I wish I could say that Benicio had swept in and somehow become the father I never had. The truth was that I liked Benicio, but he wasn’t my father. Nevertheless, I could see in him the man my mother loved. I think Benicio loved her still. And he was a good man, as far as criminals go. He was the kind of man my father was not, the kind who would do certain things but not cross other lines. He didn’t mess with women and children - had a rule against trafficking or running girls. In this kind of life, the biker life and the one in which I’d been raised, those kind of principles meant something. Those kinds of principles meant you were a good man.

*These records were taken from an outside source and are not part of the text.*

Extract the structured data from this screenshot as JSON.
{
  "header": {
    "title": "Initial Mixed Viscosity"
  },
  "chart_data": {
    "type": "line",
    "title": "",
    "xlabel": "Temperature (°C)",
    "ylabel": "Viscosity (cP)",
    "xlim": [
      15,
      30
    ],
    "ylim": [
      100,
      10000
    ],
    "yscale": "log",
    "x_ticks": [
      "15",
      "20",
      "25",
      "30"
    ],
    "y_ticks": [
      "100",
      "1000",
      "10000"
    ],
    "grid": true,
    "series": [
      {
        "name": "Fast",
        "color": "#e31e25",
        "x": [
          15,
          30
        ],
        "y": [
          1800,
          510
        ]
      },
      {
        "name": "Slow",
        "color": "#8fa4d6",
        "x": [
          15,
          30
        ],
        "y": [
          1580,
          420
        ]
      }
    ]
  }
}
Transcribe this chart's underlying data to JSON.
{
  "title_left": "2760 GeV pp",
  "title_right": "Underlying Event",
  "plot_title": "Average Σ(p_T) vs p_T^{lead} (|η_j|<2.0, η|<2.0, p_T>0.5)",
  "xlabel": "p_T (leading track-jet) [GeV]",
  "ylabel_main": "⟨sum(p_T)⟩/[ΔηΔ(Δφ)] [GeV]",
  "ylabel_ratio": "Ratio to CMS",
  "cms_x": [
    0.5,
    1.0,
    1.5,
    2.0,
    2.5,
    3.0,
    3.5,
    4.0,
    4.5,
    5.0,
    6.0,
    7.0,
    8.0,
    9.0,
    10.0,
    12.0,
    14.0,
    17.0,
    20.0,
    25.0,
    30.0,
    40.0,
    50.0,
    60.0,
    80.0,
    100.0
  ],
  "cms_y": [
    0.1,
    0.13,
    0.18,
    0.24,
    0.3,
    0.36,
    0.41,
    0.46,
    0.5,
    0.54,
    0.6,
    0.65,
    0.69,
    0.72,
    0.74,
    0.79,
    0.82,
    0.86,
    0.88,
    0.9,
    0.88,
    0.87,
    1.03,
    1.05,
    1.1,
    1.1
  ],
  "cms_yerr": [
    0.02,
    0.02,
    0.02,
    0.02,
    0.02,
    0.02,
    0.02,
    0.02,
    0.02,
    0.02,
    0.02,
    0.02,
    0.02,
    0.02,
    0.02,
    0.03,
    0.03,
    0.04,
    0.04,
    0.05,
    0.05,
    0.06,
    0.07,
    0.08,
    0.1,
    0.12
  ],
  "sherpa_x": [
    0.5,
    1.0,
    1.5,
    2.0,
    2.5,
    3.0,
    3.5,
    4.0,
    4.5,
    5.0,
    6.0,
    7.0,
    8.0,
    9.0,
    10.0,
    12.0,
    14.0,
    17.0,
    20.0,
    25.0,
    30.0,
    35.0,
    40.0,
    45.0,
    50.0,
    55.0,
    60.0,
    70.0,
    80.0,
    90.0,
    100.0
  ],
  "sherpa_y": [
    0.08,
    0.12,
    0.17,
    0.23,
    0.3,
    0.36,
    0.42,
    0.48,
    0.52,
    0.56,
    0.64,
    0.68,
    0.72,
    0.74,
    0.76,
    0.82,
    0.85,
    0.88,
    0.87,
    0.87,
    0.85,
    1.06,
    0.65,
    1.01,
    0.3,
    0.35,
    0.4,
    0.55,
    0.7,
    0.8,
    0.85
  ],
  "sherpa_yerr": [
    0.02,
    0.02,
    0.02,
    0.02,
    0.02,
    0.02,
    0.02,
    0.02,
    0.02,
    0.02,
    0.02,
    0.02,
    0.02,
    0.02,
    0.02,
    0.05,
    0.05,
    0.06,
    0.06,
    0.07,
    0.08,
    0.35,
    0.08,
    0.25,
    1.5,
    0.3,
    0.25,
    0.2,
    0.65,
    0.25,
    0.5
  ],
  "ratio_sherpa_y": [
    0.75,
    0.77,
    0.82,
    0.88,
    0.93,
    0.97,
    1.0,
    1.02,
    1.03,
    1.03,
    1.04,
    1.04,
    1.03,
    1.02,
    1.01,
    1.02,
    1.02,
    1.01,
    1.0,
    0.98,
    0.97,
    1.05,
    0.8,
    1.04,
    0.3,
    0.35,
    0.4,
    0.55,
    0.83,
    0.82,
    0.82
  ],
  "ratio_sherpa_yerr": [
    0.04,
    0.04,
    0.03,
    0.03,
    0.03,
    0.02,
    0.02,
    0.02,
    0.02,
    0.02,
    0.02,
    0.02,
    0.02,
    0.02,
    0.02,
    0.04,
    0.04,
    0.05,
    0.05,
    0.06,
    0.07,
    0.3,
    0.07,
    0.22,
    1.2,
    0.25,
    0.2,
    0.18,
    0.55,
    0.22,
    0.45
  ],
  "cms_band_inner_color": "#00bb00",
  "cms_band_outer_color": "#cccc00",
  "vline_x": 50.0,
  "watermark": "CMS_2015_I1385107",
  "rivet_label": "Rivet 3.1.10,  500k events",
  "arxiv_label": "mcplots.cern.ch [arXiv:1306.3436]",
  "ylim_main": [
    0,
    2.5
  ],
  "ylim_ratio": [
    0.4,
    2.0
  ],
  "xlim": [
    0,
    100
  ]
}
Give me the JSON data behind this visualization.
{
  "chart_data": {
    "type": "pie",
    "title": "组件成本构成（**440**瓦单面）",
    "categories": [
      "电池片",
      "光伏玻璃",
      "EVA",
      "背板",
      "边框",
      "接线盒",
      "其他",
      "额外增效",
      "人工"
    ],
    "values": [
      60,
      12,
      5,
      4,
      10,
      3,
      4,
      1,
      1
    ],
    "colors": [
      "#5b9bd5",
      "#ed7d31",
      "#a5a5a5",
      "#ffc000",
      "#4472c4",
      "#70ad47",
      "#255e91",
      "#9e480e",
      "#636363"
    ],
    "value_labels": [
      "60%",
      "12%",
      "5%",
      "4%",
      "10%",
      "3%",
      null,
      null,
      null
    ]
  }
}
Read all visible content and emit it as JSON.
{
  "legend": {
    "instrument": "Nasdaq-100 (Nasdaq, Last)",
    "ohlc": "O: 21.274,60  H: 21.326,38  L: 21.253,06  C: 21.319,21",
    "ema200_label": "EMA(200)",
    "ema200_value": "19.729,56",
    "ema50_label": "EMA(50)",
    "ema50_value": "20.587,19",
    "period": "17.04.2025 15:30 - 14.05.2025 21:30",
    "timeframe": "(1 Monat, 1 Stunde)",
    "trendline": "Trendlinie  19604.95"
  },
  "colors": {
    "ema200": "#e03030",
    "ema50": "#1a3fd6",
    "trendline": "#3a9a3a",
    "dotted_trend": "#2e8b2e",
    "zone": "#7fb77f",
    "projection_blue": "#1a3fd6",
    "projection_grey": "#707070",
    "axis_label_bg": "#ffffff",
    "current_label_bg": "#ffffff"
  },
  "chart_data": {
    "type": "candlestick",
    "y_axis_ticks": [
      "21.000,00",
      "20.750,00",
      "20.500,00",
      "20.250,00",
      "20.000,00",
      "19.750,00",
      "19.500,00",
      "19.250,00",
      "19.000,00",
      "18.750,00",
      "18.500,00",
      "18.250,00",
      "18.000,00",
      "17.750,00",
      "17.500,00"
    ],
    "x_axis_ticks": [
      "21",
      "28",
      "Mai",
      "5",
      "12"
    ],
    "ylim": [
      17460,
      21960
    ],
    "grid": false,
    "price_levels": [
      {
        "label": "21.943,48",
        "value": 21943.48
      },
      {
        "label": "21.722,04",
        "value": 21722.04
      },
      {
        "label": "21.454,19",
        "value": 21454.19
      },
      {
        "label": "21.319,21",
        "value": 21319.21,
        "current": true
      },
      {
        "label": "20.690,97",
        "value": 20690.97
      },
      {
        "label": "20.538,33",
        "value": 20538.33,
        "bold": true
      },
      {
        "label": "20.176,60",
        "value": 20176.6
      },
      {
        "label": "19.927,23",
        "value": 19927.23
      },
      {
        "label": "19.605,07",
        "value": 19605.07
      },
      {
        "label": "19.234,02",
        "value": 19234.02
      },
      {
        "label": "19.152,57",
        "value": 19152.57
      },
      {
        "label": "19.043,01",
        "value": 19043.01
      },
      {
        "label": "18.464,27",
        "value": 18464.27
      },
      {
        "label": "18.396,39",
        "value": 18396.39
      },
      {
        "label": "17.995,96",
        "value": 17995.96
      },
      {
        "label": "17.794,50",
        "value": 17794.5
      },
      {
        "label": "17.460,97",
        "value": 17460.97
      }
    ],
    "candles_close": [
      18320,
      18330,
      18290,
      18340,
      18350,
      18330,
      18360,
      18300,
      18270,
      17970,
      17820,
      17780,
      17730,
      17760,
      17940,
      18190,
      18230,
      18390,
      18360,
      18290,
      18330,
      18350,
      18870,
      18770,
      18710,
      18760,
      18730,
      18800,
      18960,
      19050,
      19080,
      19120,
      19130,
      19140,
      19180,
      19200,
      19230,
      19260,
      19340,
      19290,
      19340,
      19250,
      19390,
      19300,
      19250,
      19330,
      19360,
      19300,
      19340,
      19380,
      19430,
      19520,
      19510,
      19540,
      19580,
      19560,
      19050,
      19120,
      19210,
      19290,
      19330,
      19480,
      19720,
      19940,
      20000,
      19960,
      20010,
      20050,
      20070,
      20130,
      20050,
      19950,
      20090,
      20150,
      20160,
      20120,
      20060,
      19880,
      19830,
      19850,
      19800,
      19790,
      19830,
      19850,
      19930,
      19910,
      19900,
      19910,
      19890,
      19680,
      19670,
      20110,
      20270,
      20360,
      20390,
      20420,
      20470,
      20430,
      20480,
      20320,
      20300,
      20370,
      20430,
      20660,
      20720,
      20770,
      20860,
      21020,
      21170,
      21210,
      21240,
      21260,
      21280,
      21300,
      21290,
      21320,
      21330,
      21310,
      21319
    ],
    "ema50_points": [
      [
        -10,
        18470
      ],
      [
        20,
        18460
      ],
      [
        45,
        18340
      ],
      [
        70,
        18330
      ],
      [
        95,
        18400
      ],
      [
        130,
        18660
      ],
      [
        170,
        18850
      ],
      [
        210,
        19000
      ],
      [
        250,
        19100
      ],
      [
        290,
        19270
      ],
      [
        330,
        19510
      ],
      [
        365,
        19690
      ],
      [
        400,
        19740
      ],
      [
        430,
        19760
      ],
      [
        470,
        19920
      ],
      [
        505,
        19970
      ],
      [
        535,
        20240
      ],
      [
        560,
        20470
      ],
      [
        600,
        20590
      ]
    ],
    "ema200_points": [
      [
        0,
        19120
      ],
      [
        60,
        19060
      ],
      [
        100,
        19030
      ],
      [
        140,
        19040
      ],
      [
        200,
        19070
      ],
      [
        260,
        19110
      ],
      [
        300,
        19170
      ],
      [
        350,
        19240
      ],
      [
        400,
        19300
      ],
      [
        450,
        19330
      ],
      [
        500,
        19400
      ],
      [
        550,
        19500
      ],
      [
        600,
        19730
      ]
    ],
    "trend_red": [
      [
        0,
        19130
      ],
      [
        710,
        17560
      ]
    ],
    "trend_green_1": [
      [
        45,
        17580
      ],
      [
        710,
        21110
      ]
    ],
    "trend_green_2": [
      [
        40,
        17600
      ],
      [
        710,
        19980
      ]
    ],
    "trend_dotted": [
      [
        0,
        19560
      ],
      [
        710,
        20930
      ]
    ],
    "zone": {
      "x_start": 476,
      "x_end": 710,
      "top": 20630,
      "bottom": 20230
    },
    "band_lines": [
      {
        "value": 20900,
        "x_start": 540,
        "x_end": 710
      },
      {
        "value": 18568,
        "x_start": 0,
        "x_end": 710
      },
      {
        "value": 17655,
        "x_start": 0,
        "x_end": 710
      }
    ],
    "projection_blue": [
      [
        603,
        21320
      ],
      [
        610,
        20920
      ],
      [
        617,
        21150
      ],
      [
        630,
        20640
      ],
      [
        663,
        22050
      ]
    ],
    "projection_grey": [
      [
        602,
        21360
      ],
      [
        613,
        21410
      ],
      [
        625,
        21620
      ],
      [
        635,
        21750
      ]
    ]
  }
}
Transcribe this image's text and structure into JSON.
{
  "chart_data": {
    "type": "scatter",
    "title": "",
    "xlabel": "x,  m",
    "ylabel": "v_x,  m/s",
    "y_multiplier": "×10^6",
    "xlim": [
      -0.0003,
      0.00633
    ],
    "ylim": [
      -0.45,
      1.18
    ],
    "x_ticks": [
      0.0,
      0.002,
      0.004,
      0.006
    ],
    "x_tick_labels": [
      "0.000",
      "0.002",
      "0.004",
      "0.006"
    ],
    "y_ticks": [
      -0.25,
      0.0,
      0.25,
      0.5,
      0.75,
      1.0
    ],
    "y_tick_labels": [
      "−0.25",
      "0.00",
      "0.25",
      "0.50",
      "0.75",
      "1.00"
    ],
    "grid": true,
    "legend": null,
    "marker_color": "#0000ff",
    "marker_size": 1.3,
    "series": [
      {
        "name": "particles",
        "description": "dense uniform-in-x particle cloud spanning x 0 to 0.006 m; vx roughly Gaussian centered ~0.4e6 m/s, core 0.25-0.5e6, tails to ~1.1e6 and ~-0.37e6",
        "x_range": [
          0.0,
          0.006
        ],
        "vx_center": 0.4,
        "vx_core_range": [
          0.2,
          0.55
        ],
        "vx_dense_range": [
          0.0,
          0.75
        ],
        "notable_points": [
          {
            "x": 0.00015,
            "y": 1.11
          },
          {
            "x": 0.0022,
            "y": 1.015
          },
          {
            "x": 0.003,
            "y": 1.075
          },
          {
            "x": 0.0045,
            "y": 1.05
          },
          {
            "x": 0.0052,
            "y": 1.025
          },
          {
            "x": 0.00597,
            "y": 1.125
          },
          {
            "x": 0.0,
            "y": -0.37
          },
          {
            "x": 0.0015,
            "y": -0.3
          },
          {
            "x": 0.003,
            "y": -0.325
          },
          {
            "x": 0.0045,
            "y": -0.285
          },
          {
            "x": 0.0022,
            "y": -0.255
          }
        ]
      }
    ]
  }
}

That was as good as it would get for me. I had no illusions that Benicio would ever become something he was not, that he would trade a criminal lifestyle for a civilian one. It was the same with Blaze. They were strong men who knew who they were. I loved Blaze for that, and I respected Benicio for that. I won’t say I loved Benicio like a father. We were not there yet, and I wasn't sure if we’d ever get there. But I did respect him.
There was no fallout from shooting my father. Benicio, with his network of resources, simply made it all go away. His physician took care of Blaze, and Blaze was healed up in a matter of weeks. I had waited expectantly for a month after the shooting to be hit with a sudden wave of guilt, or remorse, or sadness. I waited for the PTSD that never came, expecting to wake at night with nightmares and cold sweats. But it seemed that Guillermo had left nothing in his wake, not even a ghost.
I think that by the time I killed Guillermo, I was already all cried out. When I killed him, I thought I would mourn for him, that I would grieve for relationship that I had lost. But the truth was, it was a relationship I’d never had. I’d been gone for a long time. I had run back to him in a fit of desperation at the beginning of the summer, but I was running toward a fantasy, someone I imagined my father to be.
I leaned harder against Blaze. “I’m finally home,” I said.
Blaze squeezed me tighter. “We both are.”